Arnon Grunberg

Part-time

Turning point

Darryl Pinckney’s piece on Ferguson in NYRB is worth reading:

‘Yet the Ferguson movement has promised that the situation cannot go back to normal, to the way things have been. Everybody knows what racism is. The problems needn’t be explained over and over. They can’t be deflected by saying that Michael Brown took some cigars from a store, that he broke the law and therefore it was proper to kill him with six bullets, although he had no weapon. This is the kind of thinking that racism hides behind. Ferguson feels like a turning point. For so many, Brown’s death was the last straw. Black youth are fed up with being branded criminals at birth. Ferguson was the country stepping back in time, or exposing the fact that change hasn’t happened where most needed, that most of us don’t live in the age of Obama. “It’s a myth that we’re a fair society,” Sekou said. “We have to take that needle out of our arms.”’

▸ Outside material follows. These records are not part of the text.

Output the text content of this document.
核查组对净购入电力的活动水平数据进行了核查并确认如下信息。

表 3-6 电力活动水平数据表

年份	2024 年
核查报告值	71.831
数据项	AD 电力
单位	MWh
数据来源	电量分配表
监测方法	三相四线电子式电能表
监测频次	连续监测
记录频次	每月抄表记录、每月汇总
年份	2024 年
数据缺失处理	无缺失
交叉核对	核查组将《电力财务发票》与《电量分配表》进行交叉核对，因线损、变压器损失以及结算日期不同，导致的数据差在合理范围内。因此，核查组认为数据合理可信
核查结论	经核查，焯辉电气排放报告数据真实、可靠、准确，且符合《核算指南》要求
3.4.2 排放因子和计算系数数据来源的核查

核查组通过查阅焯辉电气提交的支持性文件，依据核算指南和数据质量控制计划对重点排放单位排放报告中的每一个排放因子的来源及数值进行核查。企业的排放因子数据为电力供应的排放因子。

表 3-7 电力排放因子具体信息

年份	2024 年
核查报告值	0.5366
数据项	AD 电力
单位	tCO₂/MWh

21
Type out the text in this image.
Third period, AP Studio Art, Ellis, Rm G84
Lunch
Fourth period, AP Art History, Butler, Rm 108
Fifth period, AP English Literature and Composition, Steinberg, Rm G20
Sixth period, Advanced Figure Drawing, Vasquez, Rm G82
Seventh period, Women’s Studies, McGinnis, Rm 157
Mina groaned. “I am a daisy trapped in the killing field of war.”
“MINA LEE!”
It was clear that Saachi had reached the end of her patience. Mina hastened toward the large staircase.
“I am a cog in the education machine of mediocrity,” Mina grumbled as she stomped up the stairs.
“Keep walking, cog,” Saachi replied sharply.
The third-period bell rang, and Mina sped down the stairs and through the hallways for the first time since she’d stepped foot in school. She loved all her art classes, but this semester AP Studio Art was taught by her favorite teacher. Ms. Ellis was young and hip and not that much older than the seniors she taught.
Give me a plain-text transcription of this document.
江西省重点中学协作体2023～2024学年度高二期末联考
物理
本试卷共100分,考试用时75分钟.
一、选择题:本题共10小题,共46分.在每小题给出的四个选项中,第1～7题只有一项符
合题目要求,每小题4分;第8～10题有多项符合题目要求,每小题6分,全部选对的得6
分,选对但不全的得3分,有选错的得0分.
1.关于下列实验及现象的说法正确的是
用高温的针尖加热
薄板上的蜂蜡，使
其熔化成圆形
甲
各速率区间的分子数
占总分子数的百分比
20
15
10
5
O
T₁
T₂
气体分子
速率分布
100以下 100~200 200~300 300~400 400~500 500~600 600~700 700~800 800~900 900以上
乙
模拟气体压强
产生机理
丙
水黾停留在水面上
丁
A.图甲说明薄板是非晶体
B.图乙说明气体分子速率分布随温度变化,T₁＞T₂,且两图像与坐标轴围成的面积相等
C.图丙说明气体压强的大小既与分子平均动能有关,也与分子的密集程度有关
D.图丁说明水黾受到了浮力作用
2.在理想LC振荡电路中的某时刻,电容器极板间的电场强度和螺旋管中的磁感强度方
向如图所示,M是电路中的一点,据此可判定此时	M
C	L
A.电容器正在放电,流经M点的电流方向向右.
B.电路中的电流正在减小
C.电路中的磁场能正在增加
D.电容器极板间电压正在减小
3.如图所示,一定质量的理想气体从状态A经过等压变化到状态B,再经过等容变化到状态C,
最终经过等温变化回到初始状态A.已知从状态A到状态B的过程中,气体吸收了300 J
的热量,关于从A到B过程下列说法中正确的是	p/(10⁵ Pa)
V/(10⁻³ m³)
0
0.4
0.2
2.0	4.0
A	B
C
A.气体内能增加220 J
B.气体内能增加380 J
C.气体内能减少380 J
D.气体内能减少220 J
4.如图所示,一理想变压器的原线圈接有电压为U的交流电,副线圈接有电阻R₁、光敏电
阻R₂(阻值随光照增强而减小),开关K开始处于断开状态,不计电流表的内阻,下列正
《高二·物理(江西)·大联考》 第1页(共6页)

Read the complete article here.

Unfortunately, I’m not convinced that Ferguson will be a turning point.
In March of this year the New York Times reported about a report by the Urban League: ‘Nationwide, black Americans are twice as likely to be unemployed as whites (13.1 percent of blacks versus 6.5 percent of whites, according to data from the Bureau of Labor Statistics). The rate for Hispanics was 9.1 percent. The report also focused on underemployment which includes those who are jobless and not looking or working part-time jobs but desiring full-time work. According to the report, the underemployment rate for black workers was 20.5 percent, compared with 18.4 percent for Hispanic workers and 11.8 percent for white workers.’

Read the article here.

Read the report here.

If Ferguson is going to be a turning point then the unemployment gap (and the income gap) between black and white should get smaller in the next couple of years. If not, Ferguson may have been many things but not a turning point.